Fully Loaded Kindle’s Weigh More? Huh?

Apparently so. But we are talking only a very, very small difference. Less than the weight of a virus!

Kindle makes for heavy reading

“One of the original selling points of Amazon’s Kindle was that the device weighed no more than the average paperback. In the brave new world of the e-reader, bibliophiles could load their gadgets with the complete works of Proust, Tolstoy and Dickens without fear of spraining their wrists on their way to work.

So imagine the consternation among gadget fans when it emerged this week that the Kindle actually weighs more when it is fully loaded with books.

John Kubiatowicz, a computer scientist at the University of California, Berkeley, tackled this vital question for the New York Times.

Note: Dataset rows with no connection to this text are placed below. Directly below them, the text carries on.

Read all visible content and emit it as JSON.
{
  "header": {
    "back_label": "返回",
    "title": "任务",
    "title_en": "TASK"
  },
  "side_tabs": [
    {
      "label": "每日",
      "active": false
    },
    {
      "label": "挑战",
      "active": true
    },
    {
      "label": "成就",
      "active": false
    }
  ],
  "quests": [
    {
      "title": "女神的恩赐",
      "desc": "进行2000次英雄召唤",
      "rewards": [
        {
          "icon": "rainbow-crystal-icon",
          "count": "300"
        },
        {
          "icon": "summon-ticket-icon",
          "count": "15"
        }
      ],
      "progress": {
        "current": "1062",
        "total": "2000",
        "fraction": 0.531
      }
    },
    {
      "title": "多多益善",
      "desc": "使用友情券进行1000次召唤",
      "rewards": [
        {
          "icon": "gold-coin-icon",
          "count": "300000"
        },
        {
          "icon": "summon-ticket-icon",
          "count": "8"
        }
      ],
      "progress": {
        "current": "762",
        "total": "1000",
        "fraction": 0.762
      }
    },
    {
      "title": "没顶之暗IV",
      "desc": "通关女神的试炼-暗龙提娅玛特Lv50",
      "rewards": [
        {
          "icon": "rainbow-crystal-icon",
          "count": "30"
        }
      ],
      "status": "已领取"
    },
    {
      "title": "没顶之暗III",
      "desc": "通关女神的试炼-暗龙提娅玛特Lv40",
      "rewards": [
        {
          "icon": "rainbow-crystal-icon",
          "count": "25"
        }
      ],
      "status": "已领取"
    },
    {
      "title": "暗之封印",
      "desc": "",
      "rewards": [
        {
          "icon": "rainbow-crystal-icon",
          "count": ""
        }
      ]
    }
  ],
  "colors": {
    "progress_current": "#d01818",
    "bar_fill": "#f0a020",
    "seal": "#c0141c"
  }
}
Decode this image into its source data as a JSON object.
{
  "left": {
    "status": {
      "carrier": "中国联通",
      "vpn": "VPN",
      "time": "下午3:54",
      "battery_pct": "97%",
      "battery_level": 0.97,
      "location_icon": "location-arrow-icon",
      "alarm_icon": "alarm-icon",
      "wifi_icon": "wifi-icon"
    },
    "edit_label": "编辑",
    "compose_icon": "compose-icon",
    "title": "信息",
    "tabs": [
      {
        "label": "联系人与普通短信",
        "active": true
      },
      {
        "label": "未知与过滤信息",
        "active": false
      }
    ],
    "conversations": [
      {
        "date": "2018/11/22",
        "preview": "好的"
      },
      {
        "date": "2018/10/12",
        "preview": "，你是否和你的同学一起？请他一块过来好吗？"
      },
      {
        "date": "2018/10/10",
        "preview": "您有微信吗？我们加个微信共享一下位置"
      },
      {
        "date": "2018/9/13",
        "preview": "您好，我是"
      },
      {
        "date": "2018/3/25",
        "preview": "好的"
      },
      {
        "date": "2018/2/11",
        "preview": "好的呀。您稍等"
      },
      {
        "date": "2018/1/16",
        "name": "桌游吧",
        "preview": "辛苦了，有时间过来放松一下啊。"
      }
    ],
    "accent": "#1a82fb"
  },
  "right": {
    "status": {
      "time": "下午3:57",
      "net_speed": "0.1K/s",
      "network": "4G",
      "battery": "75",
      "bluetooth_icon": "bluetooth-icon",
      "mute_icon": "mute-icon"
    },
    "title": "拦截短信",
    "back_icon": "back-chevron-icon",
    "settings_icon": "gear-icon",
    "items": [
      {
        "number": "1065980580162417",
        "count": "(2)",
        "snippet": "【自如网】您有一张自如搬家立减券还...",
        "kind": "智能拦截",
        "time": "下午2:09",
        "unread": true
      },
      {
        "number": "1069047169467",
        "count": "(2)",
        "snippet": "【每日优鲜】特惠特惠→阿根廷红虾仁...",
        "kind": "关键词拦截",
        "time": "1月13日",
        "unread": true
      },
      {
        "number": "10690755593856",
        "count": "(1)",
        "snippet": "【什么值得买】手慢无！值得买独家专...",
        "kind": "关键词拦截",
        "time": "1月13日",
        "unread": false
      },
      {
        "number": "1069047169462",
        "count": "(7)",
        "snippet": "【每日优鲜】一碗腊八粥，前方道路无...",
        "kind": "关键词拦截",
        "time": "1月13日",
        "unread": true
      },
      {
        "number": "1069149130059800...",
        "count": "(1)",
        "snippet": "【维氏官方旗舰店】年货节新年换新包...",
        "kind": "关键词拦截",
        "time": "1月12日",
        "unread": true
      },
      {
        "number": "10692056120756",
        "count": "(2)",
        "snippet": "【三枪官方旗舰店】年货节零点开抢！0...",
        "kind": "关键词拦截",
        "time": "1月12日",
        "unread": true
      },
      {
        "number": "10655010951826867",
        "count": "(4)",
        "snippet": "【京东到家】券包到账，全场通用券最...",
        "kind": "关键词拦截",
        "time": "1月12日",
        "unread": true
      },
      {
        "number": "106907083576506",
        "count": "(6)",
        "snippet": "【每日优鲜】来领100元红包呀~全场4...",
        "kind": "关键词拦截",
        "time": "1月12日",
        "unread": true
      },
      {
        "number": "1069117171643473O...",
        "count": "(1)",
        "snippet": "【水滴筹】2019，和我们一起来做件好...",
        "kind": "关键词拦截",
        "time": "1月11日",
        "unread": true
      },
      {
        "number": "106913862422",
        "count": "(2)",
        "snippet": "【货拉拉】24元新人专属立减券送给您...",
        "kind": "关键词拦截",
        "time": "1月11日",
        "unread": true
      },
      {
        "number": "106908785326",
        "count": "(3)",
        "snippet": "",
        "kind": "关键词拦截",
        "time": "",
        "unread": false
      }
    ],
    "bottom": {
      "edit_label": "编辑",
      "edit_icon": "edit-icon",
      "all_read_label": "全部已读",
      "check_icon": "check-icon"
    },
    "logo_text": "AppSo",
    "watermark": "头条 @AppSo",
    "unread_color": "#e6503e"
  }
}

He explained that e-readers store data by trapping electrons, and while the number of electrons in the gadget’s memory does not change, it takes more energy to hold them in place than to leave them roaming free. How much more energy? Around a billionth of a microjoule for each bit of data stored.

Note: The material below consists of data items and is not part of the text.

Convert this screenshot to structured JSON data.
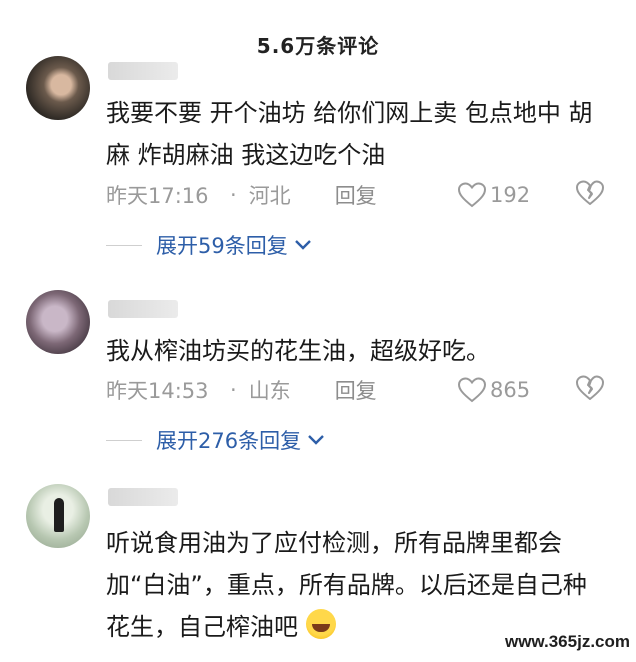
{
  "header": {
    "title": "5.6万条评论"
  },
  "comments": [
    {
      "text": "我要不要 开个油坊 给你们网上卖 包点地中 胡麻 炸胡麻油 我这边吃个油",
      "time": "昨天17:16",
      "location": "河北",
      "reply_label": "回复",
      "likes": "192",
      "expand_label": "展开59条回复"
    },
    {
      "text": "我从榨油坊买的花生油，超级好吃。",
      "time": "昨天14:53",
      "location": "山东",
      "reply_label": "回复",
      "likes": "865",
      "expand_label": "展开276条回复"
    },
    {
      "text": "听说食用油为了应付检测，所有品牌里都会加“白油”，重点，所有品牌。以后还是自己种花生，自己榨油吧",
      "emoji": "rofl-emoji"
    }
  ],
  "watermark": "www.365jz.com",
  "icons": {
    "like": "heart-outline-icon",
    "dislike": "broken-heart-icon",
    "expand": "chevron-down-icon"
  },
  "colors": {
    "link": "#2d5ea8",
    "meta": "#9a9a9a"
  }
}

Working from Einstein’s famous equation, which states that energy and mass are equivalent, Kubiatowicz worked out how much the weight of a Kindle might change as the books built up. He compared an empty four-gigabyte Kindle with a full one, in which half the electrons were trapped, requiring an extra 17 microjoules of energy.

Popped into Einstein’s formula, this gives an answer of around one attogram, meaning the weight of a full Kindle was a billionth of a billionth of a gram more than a factory-fresh one. Which isn’t so bad, considering that 10,000 books – a fraction a Kindle can hold – might weigh five tonnes. An attogram, very roughly, is one tenth the weight of a small virus.”